4. Commit to collecting race/ethnicity data and use it to track and target the greatest needs
We cannot solve inequities without understanding who is most negatively impacted and why. All policies should include a commitment to track and disaggregate data with a race explicit, but not race exclusive approach.
Data should be collected across lines of race, ethnicity, class, gender, sexual orientation, ability, immigration status, and more — with regard to the impacts of that policy. In addition, data should be disaggregated to include information on subpopulations and subgroups that are usually obscured in the “other” category and that follow accepted practices for handling small numbers and counts.
Tracking and disaggregating data allows us to craft policy solutions that target resources, investments, and programs to the communities that are most impacted by a particular problem.

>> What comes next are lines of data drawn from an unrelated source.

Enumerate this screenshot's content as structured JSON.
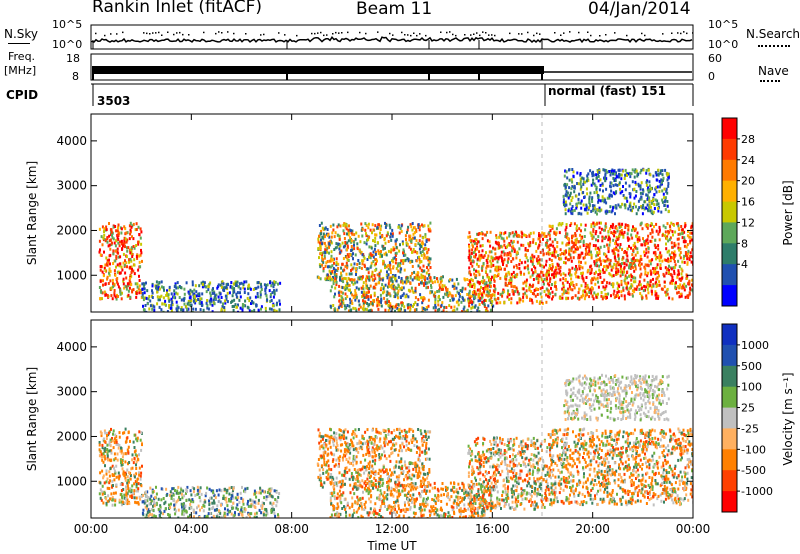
{
  "header": {
    "station": "Rankin Inlet (fitACF)",
    "beam": "Beam 11",
    "date": "04/Jan/2014"
  },
  "aux": {
    "nsky_label": "N.Sky",
    "nsky_ticks": [
      "10^5",
      "10^0"
    ],
    "nsearch_label": "N.Search",
    "freq_label_top": "Freq.",
    "freq_label_bottom": "[MHz]",
    "freq_ticks": [
      "18",
      "8"
    ],
    "nave_label": "Nave",
    "nave_ticks": [
      "60",
      "0"
    ],
    "cpid_label": "CPID",
    "cpid_left": "3503",
    "cpid_right": "normal (fast) 151"
  },
  "chart_data": [
    {
      "type": "heatmap",
      "name": "power-panel",
      "ylabel": "Slant Range [km]",
      "xlabel": "",
      "x_ticks": [
        "00:00",
        "04:00",
        "08:00",
        "12:00",
        "16:00",
        "20:00",
        "00:00"
      ],
      "x_range_hours": [
        0,
        24
      ],
      "y_ticks": [
        1000,
        2000,
        3000,
        4000
      ],
      "y_range_km": [
        180,
        4600
      ],
      "colorbar": {
        "label": "Power [dB]",
        "ticks": [
          "28",
          "24",
          "20",
          "16",
          "12",
          "8",
          "4"
        ],
        "colors": [
          "#ff0000",
          "#ff3a00",
          "#ff7a00",
          "#ffb000",
          "#c8c800",
          "#5ea85a",
          "#2e7d6a",
          "#2050b0",
          "#0000ff"
        ]
      },
      "echo_regions": [
        {
          "t_start": 0.3,
          "t_end": 2.0,
          "r_min": 500,
          "r_max": 2200,
          "level": "high"
        },
        {
          "t_start": 2.0,
          "t_end": 7.5,
          "r_min": 200,
          "r_max": 900,
          "level": "low"
        },
        {
          "t_start": 9.0,
          "t_end": 13.5,
          "r_min": 900,
          "r_max": 2200,
          "level": "mid"
        },
        {
          "t_start": 9.5,
          "t_end": 16.0,
          "r_min": 200,
          "r_max": 1000,
          "level": "mid"
        },
        {
          "t_start": 15.0,
          "t_end": 18.2,
          "r_min": 400,
          "r_max": 2000,
          "level": "high"
        },
        {
          "t_start": 18.2,
          "t_end": 24.0,
          "r_min": 500,
          "r_max": 2200,
          "level": "high"
        },
        {
          "t_start": 18.8,
          "t_end": 23.0,
          "r_min": 2400,
          "r_max": 3400,
          "level": "low"
        }
      ]
    },
    {
      "type": "heatmap",
      "name": "velocity-panel",
      "ylabel": "Slant Range [km]",
      "xlabel": "Time UT",
      "x_ticks": [
        "00:00",
        "04:00",
        "08:00",
        "12:00",
        "16:00",
        "20:00",
        "00:00"
      ],
      "x_range_hours": [
        0,
        24
      ],
      "y_ticks": [
        1000,
        2000,
        3000,
        4000
      ],
      "y_range_km": [
        180,
        4600
      ],
      "colorbar": {
        "label": "Velocity [m s⁻¹]",
        "ticks": [
          "1000",
          "500",
          "100",
          "25",
          "-25",
          "-100",
          "-500",
          "-1000"
        ],
        "colors": [
          "#1030c0",
          "#2050b0",
          "#3a8060",
          "#6cb040",
          "#c0c0c0",
          "#ffb060",
          "#ff8000",
          "#ff4000",
          "#ff0000"
        ]
      },
      "echo_regions": [
        {
          "t_start": 0.3,
          "t_end": 2.0,
          "r_min": 500,
          "r_max": 2200,
          "level": "negative"
        },
        {
          "t_start": 2.0,
          "t_end": 7.5,
          "r_min": 200,
          "r_max": 900,
          "level": "positive"
        },
        {
          "t_start": 9.0,
          "t_end": 13.5,
          "r_min": 900,
          "r_max": 2200,
          "level": "negative"
        },
        {
          "t_start": 9.5,
          "t_end": 16.0,
          "r_min": 200,
          "r_max": 1000,
          "level": "negative"
        },
        {
          "t_start": 15.0,
          "t_end": 18.2,
          "r_min": 400,
          "r_max": 2000,
          "level": "mixed"
        },
        {
          "t_start": 18.2,
          "t_end": 24.0,
          "r_min": 500,
          "r_max": 2200,
          "level": "negative"
        },
        {
          "t_start": 18.8,
          "t_end": 23.0,
          "r_min": 2400,
          "r_max": 3400,
          "level": "near-zero"
        }
      ]
    }
  ]
}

5. Set measurable, results-based equity goals with specific attention to racial impacts
Each policy area should set measurable equity goals that outline how communities of color most negatively impacted by a particular issue will be better off as a result. This requires always asking how a proposed solution will directly impact people of color and other oppressed communities, assessing for unintended consequences, preventing harms, and maximizing equity.
By incorporating racial equity across the policy platforms of our political parties, we can set a path for multiracial inclusive democracy that realizes our highest ideals.
These Principles were developed by Race Forward, People’s Action, the National Congress of American Indians, PolicyLink, the National Urban League, Demos, UnidosUS, Asian & Pacific Islander American Health Forum, and Rights & Democracy.